The third part might strike many readers as an afterthought or anticlimax. Philip Gabriel takes over at the translator's wheel from Jay Rubin. Both do sterling work in keeping up with Murakami's lurching shifts of mood, tone and register, and no gears crash with the changeover. Now Murakami re-boots the misshappen lawyer Uchikawa – a sleazy sleuth hired to spy on Tengo by the cult – and puts him centre-stage. Sympathetically seen, he too belongs in the camp of outsiders: another "foreign element" suffering in internal exile.
But too many recaps slow the action. Since Murakami does nothing by halves, it makes as much sense to blame him for baggy repetitions as to ask Proust (whom Aomame reads in a safe house) to cut the fancy ornament and crack on with the plot. Yet, in terms of more conventional criteria, he can excel whenever he wants. Elegiac, mysterious, moving, sections such as Tengo's relationship with his father – who, stricken with dementia, moulders in a seaside sanatorium – are quite magnificently done. Scoffers or sceptics might sample the parable of the "Town of Cats" and Tengo's trip to the clinic (Book Two, chapter 8) before they dismiss this author as no more than a trend-surfers' fad.
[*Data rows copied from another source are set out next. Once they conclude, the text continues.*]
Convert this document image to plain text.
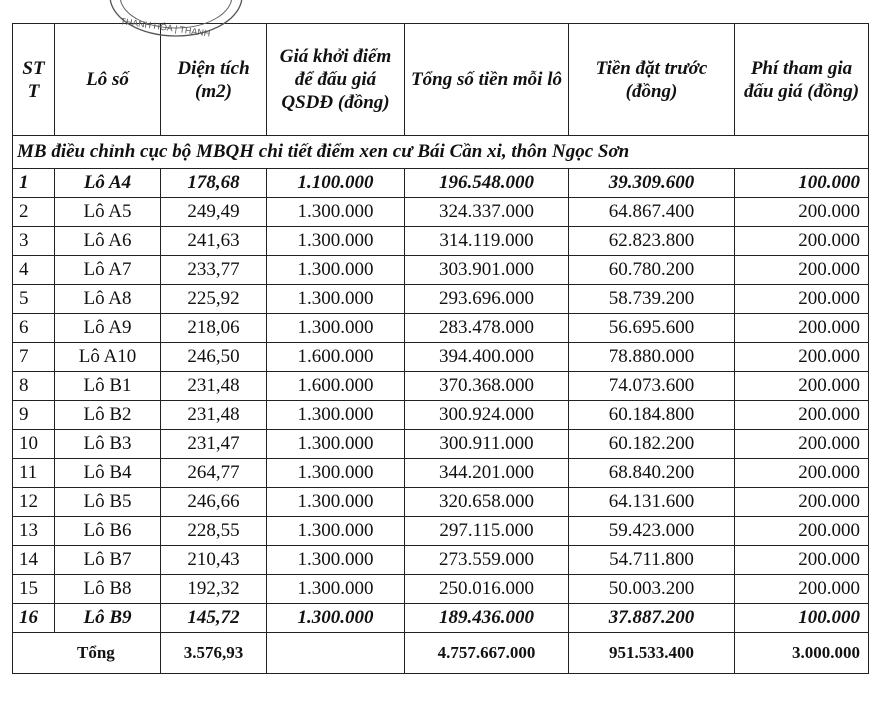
ST T	Lô số	Diện tích (m2)	Giá khởi điểm để đấu giá QSDĐ (đồng)	Tổng số tiền mỗi lô	Tiền đặt trước (đồng)	Phí tham gia đấu giá (đồng)
MB điều chỉnh cục bộ MBQH chi tiết điểm xen cư Bái Cần xi, thôn Ngọc Sơn						
1	Lô A4	178,68	1.100.000	196.548.000	39.309.600	100.000
2	Lô A5	249,49	1.300.000	324.337.000	64.867.400	200.000
3	Lô A6	241,63	1.300.000	314.119.000	62.823.800	200.000
4	Lô A7	233,77	1.300.000	303.901.000	60.780.200	200.000
5	Lô A8	225,92	1.300.000	293.696.000	58.739.200	200.000
6	Lô A9	218,06	1.300.000	283.478.000	56.695.600	200.000
7	Lô A10	246,50	1.600.000	394.400.000	78.880.000	200.000
8	Lô B1	231,48	1.600.000	370.368.000	74.073.600	200.000
9	Lô B2	231,48	1.300.000	300.924.000	60.184.800	200.000
10	Lô B3	231,47	1.300.000	300.911.000	60.182.200	200.000
11	Lô B4	264,77	1.300.000	344.201.000	68.840.200	200.000
12	Lô B5	246,66	1.300.000	320.658.000	64.131.600	200.000
13	Lô B6	228,55	1.300.000	297.115.000	59.423.000	200.000
14	Lô B7	210,43	1.300.000	273.559.000	54.711.800	200.000
15	Lô B8	192,32	1.300.000	250.016.000	50.003.200	200.000
16	Lô B9	145,72	1.300.000	189.436.000	37.887.200	100.000
Tổng		3.576,93		4.757.667.000	951.533.400	3.000.000
THÀNH HÓA | THANH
Murakami really does stand alone, as much a "foreign element" as his heroes: a sport, an outlier, sui generis, inimitable, if often imitated. Which other author can remind you simultaneously of Fyodor Dostoyevsky and JK Rowling, not merely within the same chapter but on the same page? Viewed through the "postmodern" lens, his exemplary blend of a light touch and weighty themes, of high literature and popular entertainment, ticks every box. Posh and pop, sublimity and superficiality, history and fantasy, trash and transcendence: they switch positions and then fuse as the metaphysical speculations of an Ivan Karamazov meet the death-defying adventures of a Harry Potter.
Although 1Q84 might look too massive as a gateway into his work for Murakami novices (they could try Kafka on the Shore, Norwegian Wood or the stories of Blind Willow, Sleeping Woman), the pages scoot along at a pace that even the simplest Man Booker judge might enjoy. Too much can be made of his ineffable "Japaneseness". I would point to an affinity between the role of the Little People, who balance good and evil in the mortal world, and the Gnostic traditions of Western esoteric belief. Murakami twice nods to the Gnostic-influenced Carl Jung, for whom "There is no shadow without light and no light without shadow".
Meanwhile, the other world with its second satellite reflects the transforming power of story-telling itself, and of love as the shiniest story of all. The epigraph of 1Q84 comes from the song "Paper Moon", with Harburg and Arlen's lyrics about a "phony" world that "wouldn't be make-believe/ If you believe in me". Against the "magnificent imaginary building" of maths, Tengo finds in the story-world of Dickens – a strong presence here – "a deep, magical forest". "In the forest there were no maps", but to find love and truth we must all go into that dark. "Paper Moon", by the way, featured in a 1933 film called Take a Chance.
This folkloric element shares its appeal with the children's and SF classics that haunt 1Q84. Aomame's portal on the highway recalls Alice's rabbit-hole to Wonderland – another sporadic reference-point. In a universe with "a serious shortage of both logic and kindness", the moon – or moons - of fiction bathe lost and lonely humanity in a healing, unifying light. "Nobody would take the time and effort," thinks the bemused Tengo as he watches the altered heavens, "to hang a fake moon in a real sky". Nobody, except a novelist.